SELinux enforcing, an external ntfs-3g mount, Samba and Fedora 8
Craig White
craigwhite at azapple.com
Tue Dec 11 15:33:12 UTC 2007
On Wed, 2007-12-12 at 01:45 +1030, Tim wrote:
> On Tue, 2007-12-11 at 07:55 -0700, Craig White wrote:
> > It would appear that mounting ntfs-3g systems is like mounting vfat
> > where the user/group that mounts the files is the owner/group of those
> > files and no amount of chown/chmod will change that.
> >
> > Mount the disk with uid/gid that you want.
>
> Without some sort of additional user mapping between which user is which
> on Windows versus Linux, I can't see how you could avoid that.
----
I don't understand your point.
I know that a fat/vfat mount doesn't understand posix attributes and
they cannot be stored on the filesystem so the uid/gid is declared at
the time of mounting (or if undeclared, root:root because only root can
mount the filesystem unless designated otherwise, i.e. by hal or within
fstab).
Normally, I would point someone to 'man mount' but the parameters for
ntfs-3g aren't included in mount's man pages since it isn't part of the
distribution but I would guess that there is some man page for ntfs-3g.

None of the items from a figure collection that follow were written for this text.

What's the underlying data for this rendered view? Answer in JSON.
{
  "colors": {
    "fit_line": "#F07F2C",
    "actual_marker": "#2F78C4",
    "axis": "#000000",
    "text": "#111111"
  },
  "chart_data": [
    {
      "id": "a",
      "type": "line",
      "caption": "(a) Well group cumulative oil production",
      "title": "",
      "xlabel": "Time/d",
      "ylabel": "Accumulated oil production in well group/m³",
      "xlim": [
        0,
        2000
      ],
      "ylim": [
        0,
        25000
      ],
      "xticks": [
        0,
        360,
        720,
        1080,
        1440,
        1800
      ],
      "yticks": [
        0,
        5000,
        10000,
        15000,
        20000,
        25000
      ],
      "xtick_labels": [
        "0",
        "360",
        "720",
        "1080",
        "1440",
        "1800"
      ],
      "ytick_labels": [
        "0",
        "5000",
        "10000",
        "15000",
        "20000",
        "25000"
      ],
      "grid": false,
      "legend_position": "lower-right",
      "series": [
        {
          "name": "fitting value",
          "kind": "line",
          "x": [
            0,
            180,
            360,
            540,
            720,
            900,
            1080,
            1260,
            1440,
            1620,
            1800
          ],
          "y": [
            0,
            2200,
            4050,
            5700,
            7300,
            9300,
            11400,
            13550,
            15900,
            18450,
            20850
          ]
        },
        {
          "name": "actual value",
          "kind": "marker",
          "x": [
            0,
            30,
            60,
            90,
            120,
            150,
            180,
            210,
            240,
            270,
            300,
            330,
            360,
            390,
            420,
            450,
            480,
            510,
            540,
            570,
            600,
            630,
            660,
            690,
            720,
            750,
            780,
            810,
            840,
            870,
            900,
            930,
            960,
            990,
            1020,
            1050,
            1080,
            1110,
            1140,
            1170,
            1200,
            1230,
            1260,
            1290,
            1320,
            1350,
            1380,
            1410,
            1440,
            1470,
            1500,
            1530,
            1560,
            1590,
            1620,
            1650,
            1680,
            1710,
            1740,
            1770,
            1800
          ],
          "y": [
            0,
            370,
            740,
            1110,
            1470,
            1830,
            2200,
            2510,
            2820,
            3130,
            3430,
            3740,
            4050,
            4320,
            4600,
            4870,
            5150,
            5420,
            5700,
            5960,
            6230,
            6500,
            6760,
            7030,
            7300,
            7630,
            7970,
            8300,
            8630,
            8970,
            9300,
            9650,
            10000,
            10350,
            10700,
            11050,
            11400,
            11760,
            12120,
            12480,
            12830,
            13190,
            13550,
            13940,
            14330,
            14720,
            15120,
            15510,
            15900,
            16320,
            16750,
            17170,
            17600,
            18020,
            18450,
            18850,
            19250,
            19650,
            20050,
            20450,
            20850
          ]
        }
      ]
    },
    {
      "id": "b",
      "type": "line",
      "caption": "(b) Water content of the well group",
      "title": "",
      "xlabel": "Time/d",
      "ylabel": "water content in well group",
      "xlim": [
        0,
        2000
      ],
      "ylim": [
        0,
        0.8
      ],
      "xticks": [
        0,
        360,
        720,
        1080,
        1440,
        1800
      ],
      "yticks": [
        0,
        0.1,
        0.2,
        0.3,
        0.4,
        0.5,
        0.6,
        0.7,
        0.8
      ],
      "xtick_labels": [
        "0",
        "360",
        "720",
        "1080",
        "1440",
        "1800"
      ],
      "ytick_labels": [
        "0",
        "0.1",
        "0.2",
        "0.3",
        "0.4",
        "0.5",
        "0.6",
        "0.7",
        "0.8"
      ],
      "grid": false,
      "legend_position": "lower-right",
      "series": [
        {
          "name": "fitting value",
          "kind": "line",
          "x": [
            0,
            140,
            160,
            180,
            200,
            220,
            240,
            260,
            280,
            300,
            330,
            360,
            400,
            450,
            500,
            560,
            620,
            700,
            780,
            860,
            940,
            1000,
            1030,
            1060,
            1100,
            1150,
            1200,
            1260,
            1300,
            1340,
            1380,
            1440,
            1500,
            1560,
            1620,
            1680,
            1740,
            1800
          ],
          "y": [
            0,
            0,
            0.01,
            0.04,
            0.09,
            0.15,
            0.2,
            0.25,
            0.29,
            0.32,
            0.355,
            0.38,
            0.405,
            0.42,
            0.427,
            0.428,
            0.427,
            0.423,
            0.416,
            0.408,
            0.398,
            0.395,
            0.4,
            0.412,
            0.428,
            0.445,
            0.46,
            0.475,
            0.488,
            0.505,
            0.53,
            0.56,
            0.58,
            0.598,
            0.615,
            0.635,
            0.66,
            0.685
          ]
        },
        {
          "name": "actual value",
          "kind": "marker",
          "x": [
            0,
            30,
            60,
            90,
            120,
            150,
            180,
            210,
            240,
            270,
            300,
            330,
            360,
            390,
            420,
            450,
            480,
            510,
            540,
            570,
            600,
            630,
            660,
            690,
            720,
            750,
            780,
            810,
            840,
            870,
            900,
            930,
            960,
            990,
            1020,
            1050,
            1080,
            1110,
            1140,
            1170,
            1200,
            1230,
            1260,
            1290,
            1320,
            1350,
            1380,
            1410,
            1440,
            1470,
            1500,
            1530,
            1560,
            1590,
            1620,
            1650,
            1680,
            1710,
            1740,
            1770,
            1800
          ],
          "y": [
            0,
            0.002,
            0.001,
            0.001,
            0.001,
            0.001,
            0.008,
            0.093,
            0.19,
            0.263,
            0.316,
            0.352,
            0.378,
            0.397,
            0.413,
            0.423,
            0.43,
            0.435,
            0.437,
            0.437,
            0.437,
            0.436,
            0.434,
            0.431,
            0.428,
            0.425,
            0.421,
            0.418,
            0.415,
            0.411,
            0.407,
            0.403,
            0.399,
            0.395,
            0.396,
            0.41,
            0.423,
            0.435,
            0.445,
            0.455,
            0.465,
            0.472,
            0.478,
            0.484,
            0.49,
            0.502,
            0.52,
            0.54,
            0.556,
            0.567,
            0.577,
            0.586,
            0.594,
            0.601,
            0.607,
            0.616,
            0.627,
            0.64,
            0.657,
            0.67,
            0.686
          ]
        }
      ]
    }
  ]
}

Guessing (I have read nothing to suggest better), something like this
in /etc/fstab would probably work...
/dev/sdXX /mnt/ntfsdrive ntfs-3g uid=Y,gid=Z,ANY_SELINUX_CONTEXTS 0 0
where XX is the drive letter and partition of the hard drive
(discoverable by typing mount)
where Y is the uid of the desired "user"
where Z is the gid of the desired "user's group"
It seems obvious to me that ntfs-3g is not a good filesystem for
permanent storage but rather a means to use a hard drive on Linux that
is normally used on a Windows computer temporarily.